La danza de la lluvia
Llevamos ya varios días de primavera que ha venido cargada de lluvia, ese elemento líquido que cae del cielo en forma de constantes gotas. Nunca llueve a gusto de todos. Llueve ahora, en Semana Santa. Y llueve en los ojos de los cofrades que no pueden sacar su paso.
La lluvia, por lo general, en mi tierra, nos encuentra desacostumbrados por los largos meses de sequía que la anteceden. Tanto es así, que se nos olvida cómo caminar debajo de ella. O quizás, nunca hemos sabido cantar bajo la lluvia en una ciudad tan seca como Granada.

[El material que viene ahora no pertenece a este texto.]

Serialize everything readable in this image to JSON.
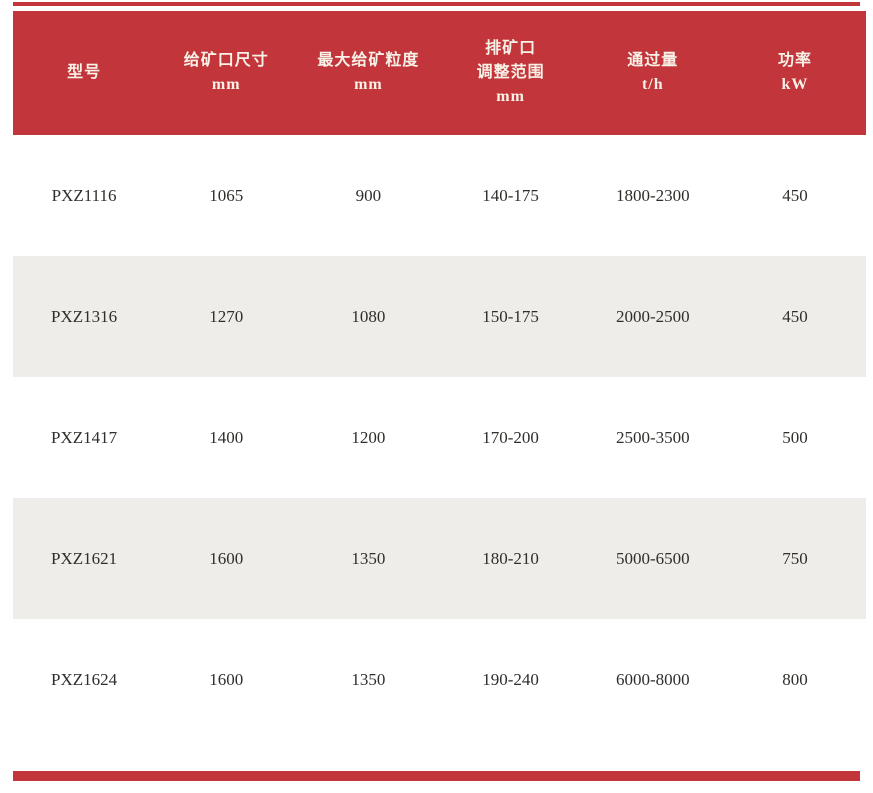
{
  "colors": {
    "accent_red": "#c2353a",
    "header_text": "#f8f1e7",
    "row_alt_bg": "#eeedea",
    "body_text": "#302e2b"
  },
  "table": {
    "columns": [
      {
        "key": "model",
        "lines": [
          "型号"
        ]
      },
      {
        "key": "feed-opening-size",
        "lines": [
          "给矿口尺寸",
          "mm"
        ]
      },
      {
        "key": "max-feed-particle-size",
        "lines": [
          "最大给矿粒度",
          "mm"
        ]
      },
      {
        "key": "discharge-opening-adjust-range",
        "lines": [
          "排矿口",
          "调整范围",
          "mm"
        ]
      },
      {
        "key": "throughput",
        "lines": [
          "通过量",
          "t/h"
        ]
      },
      {
        "key": "power",
        "lines": [
          "功率",
          "kW"
        ]
      }
    ],
    "rows": [
      {
        "cells": [
          "PXZ1116",
          "1065",
          "900",
          "140-175",
          "1800-2300",
          "450"
        ]
      },
      {
        "cells": [
          "PXZ1316",
          "1270",
          "1080",
          "150-175",
          "2000-2500",
          "450"
        ]
      },
      {
        "cells": [
          "PXZ1417",
          "1400",
          "1200",
          "170-200",
          "2500-3500",
          "500"
        ]
      },
      {
        "cells": [
          "PXZ1621",
          "1600",
          "1350",
          "180-210",
          "5000-6500",
          "750"
        ]
      },
      {
        "cells": [
          "PXZ1624",
          "1600",
          "1350",
          "190-240",
          "6000-8000",
          "800"
        ]
      }
    ]
  },
  "chart_data": {
    "type": "table",
    "columns": [
      "型号",
      "给矿口尺寸 mm",
      "最大给矿粒度 mm",
      "排矿口调整范围 mm",
      "通过量 t/h",
      "功率 kW"
    ],
    "rows": [
      [
        "PXZ1116",
        "1065",
        "900",
        "140-175",
        "1800-2300",
        "450"
      ],
      [
        "PXZ1316",
        "1270",
        "1080",
        "150-175",
        "2000-2500",
        "450"
      ],
      [
        "PXZ1417",
        "1400",
        "1200",
        "170-200",
        "2500-3500",
        "500"
      ],
      [
        "PXZ1621",
        "1600",
        "1350",
        "180-210",
        "5000-6500",
        "750"
      ],
      [
        "PXZ1624",
        "1600",
        "1350",
        "190-240",
        "6000-8000",
        "800"
      ]
    ]
  }
}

Las bajas temperaturas, cuando ya nos sobraba la rebeca, el ambiente húmedo, tras el lengüetazo seco de la Sierra, los innumerables charcos, después de pisar las desérticas calles, nos sorprenden como la visita de alienígenas.
Los coches, a los que antes nos acercábamos como toreros, ahora nos salpican sin compasión. De una vez a otra no nos acordamos que hay losetas sueltas en las aceras, rellenas de agua que salta, que son bombas de relojería para quien las pise.

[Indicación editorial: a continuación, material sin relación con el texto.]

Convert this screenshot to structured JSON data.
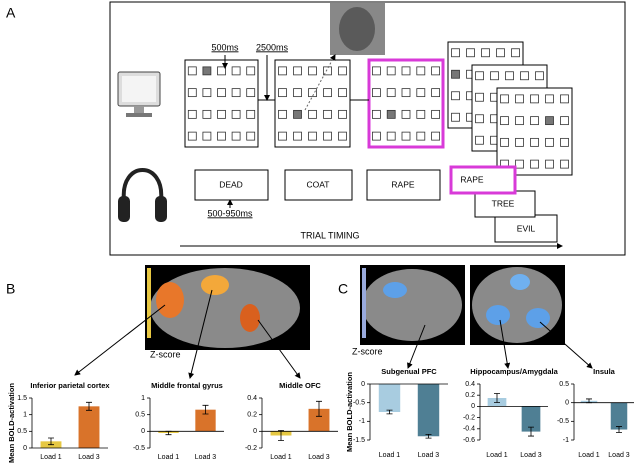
{
  "figure": {
    "panel_a": {
      "label": "A",
      "timing_labels": [
        "500ms",
        "2500ms",
        "500-950ms"
      ],
      "words": [
        "DEAD",
        "COAT",
        "RAPE",
        "RAPE",
        "TREE",
        "EVIL"
      ],
      "axis_label": "TRIAL TIMING"
    },
    "panel_b": {
      "label": "B",
      "scale_label": "Z-score"
    },
    "panel_c": {
      "label": "C",
      "scale_label": "Z-score"
    }
  },
  "chart_data": [
    {
      "type": "bar",
      "title": "Inferior parietal cortex",
      "ylabel": "Mean BOLD-activation",
      "categories": [
        "Load 1",
        "Load 3"
      ],
      "values": [
        0.2,
        1.25
      ],
      "errors": [
        0.1,
        0.12
      ],
      "colors": [
        "#e6c843",
        "#d9732a"
      ],
      "ylim": [
        0,
        1.5
      ],
      "yticks": [
        0,
        0.5,
        1,
        1.5
      ]
    },
    {
      "type": "bar",
      "title": "Middle frontal gyrus",
      "categories": [
        "Load 1",
        "Load 3"
      ],
      "values": [
        -0.05,
        0.65
      ],
      "errors": [
        0.05,
        0.13
      ],
      "colors": [
        "#e6c843",
        "#d9732a"
      ],
      "ylim": [
        -0.5,
        1
      ],
      "yticks": [
        -0.5,
        0,
        0.5,
        1
      ]
    },
    {
      "type": "bar",
      "title": "Middle OFC",
      "categories": [
        "Load 1",
        "Load 3"
      ],
      "values": [
        -0.05,
        0.27
      ],
      "errors": [
        0.06,
        0.09
      ],
      "colors": [
        "#e6c843",
        "#d9732a"
      ],
      "ylim": [
        -0.2,
        0.4
      ],
      "yticks": [
        -0.2,
        0,
        0.2,
        0.4
      ]
    },
    {
      "type": "bar",
      "title": "Subgenual PFC",
      "ylabel": "Mean BOLD-activation",
      "categories": [
        "Load 1",
        "Load 3"
      ],
      "values": [
        -0.75,
        -1.4
      ],
      "errors": [
        0.05,
        0.05
      ],
      "colors": [
        "#a8cce0",
        "#4f7f94"
      ],
      "ylim": [
        -1.5,
        0
      ],
      "yticks": [
        0,
        -0.5,
        -1,
        -1.5
      ]
    },
    {
      "type": "bar",
      "title": "Hippocampus/Amygdala",
      "categories": [
        "Load 1",
        "Load 3"
      ],
      "values": [
        0.15,
        -0.45
      ],
      "errors": [
        0.08,
        0.08
      ],
      "colors": [
        "#a8cce0",
        "#4f7f94"
      ],
      "ylim": [
        -0.6,
        0.4
      ],
      "yticks": [
        0.4,
        0.2,
        0,
        -0.2,
        -0.4,
        -0.6
      ]
    },
    {
      "type": "bar",
      "title": "Insula",
      "categories": [
        "Load 1",
        "Load 3"
      ],
      "values": [
        0.05,
        -0.72
      ],
      "errors": [
        0.05,
        0.08
      ],
      "colors": [
        "#a8cce0",
        "#4f7f94"
      ],
      "ylim": [
        -1,
        0.5
      ],
      "yticks": [
        0.5,
        0,
        -0.5,
        -1
      ]
    }
  ]
}
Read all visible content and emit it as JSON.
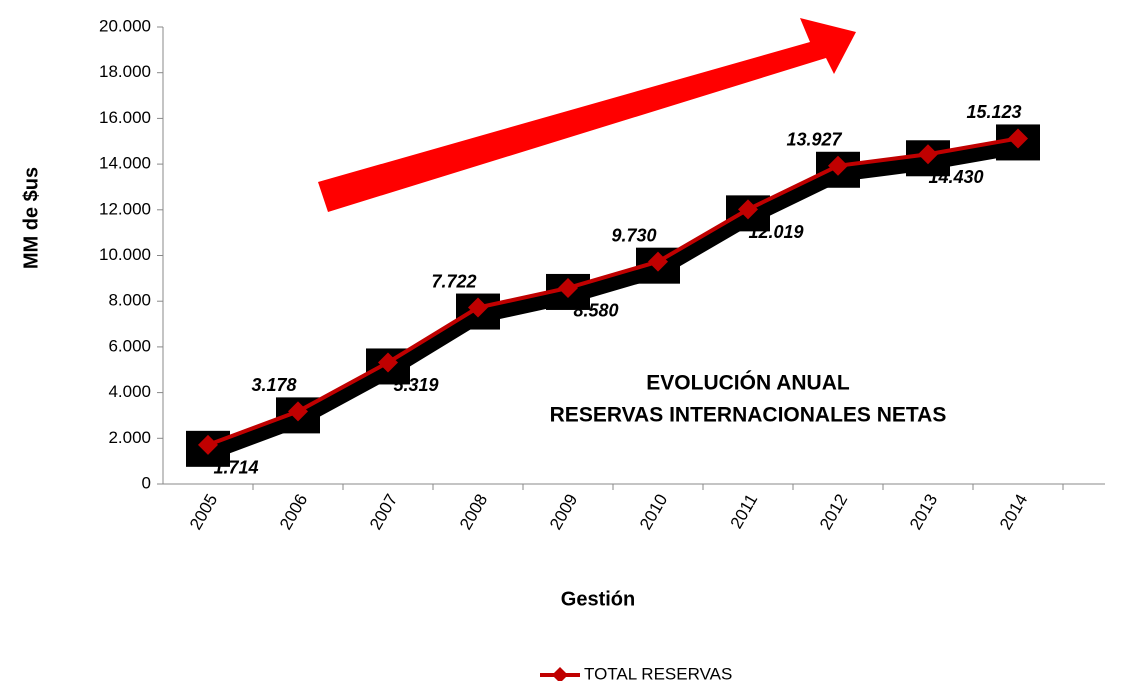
{
  "chart_data": {
    "type": "line",
    "annotation": [
      "EVOLUCIÓN ANUAL",
      "RESERVAS INTERNACIONALES NETAS"
    ],
    "x_label": "Gestión",
    "y_label": "MM de $us",
    "categories": [
      "2005",
      "2006",
      "2007",
      "2008",
      "2009",
      "2010",
      "2011",
      "2012",
      "2013",
      "2014"
    ],
    "series": [
      {
        "name": "TOTAL RESERVAS",
        "color": "#c00000",
        "values": [
          1714,
          3178,
          5319,
          7722,
          8580,
          9730,
          12019,
          13927,
          14430,
          15123
        ],
        "value_labels": [
          "1.714",
          "3.178",
          "5.319",
          "7.722",
          "8.580",
          "9.730",
          "12.019",
          "13.927",
          "14.430",
          "15.123"
        ]
      }
    ],
    "ylim": [
      0,
      20000
    ],
    "yticks": [
      0,
      {
        "value": 2000,
        "label": "2.000"
      },
      {
        "value": 4000,
        "label": "4.000"
      },
      {
        "value": 6000,
        "label": "6.000"
      },
      {
        "value": 8000,
        "label": "8.000"
      },
      {
        "value": 10000,
        "label": "10.000"
      },
      {
        "value": 12000,
        "label": "12.000"
      },
      {
        "value": 14000,
        "label": "14.000"
      },
      {
        "value": 16000,
        "label": "16.000"
      },
      {
        "value": 18000,
        "label": "18.000"
      },
      {
        "value": 20000,
        "label": "20.000"
      }
    ],
    "legend": "bottom"
  }
}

Y entre otras cosas, el paraguas. Sí, el paraguas, eso que venden los nigerianos por las esquinas. Cerrado, decía Unamuno es de una elegancia completa. Pero su utilidad sólo se encuentra cuando está abierto. A veces un paraguas sin lluvia, cerrado y en la mano, pasa a ser algo ridículo.

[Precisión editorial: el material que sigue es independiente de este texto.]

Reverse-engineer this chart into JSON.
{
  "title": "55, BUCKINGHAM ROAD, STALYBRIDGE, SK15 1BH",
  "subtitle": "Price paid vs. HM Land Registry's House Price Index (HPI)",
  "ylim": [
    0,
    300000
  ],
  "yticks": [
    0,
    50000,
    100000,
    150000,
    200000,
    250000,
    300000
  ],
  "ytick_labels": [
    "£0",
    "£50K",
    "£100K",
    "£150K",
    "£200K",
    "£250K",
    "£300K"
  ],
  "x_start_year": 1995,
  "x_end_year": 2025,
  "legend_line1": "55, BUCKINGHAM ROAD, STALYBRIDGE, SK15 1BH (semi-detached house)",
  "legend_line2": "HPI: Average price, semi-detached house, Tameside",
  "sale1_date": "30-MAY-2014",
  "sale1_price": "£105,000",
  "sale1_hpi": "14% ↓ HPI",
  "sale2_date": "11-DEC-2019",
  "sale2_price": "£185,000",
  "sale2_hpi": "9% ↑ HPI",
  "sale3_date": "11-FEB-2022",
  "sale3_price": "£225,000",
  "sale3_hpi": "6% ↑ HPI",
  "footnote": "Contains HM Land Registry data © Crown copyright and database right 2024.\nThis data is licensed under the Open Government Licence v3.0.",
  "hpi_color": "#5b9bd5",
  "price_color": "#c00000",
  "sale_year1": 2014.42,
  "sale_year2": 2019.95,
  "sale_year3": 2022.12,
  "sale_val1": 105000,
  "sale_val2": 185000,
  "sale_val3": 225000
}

Se deberían dar unos carnets especiales para portar paraguas. Las normas más elementales de levantar el brazo cuando se nos cruza otro paraguas más bajito, ceder las marquesinas, lo cubierto, a los peatones sin protección, cuidar de las gotas que resbalan por sus varillas... parece que se nos ha olvidado.
De cualquier forma -propongo-, podíamos salir descubiertos a la calle y disfrutar del agua que tanto se ha hecho esperar. Granada, debería dedicar un día a la lluvia, el primer día del año pasado por agua, y salir todos a mojarnos. Y chapotear alegres como Gene Kelly.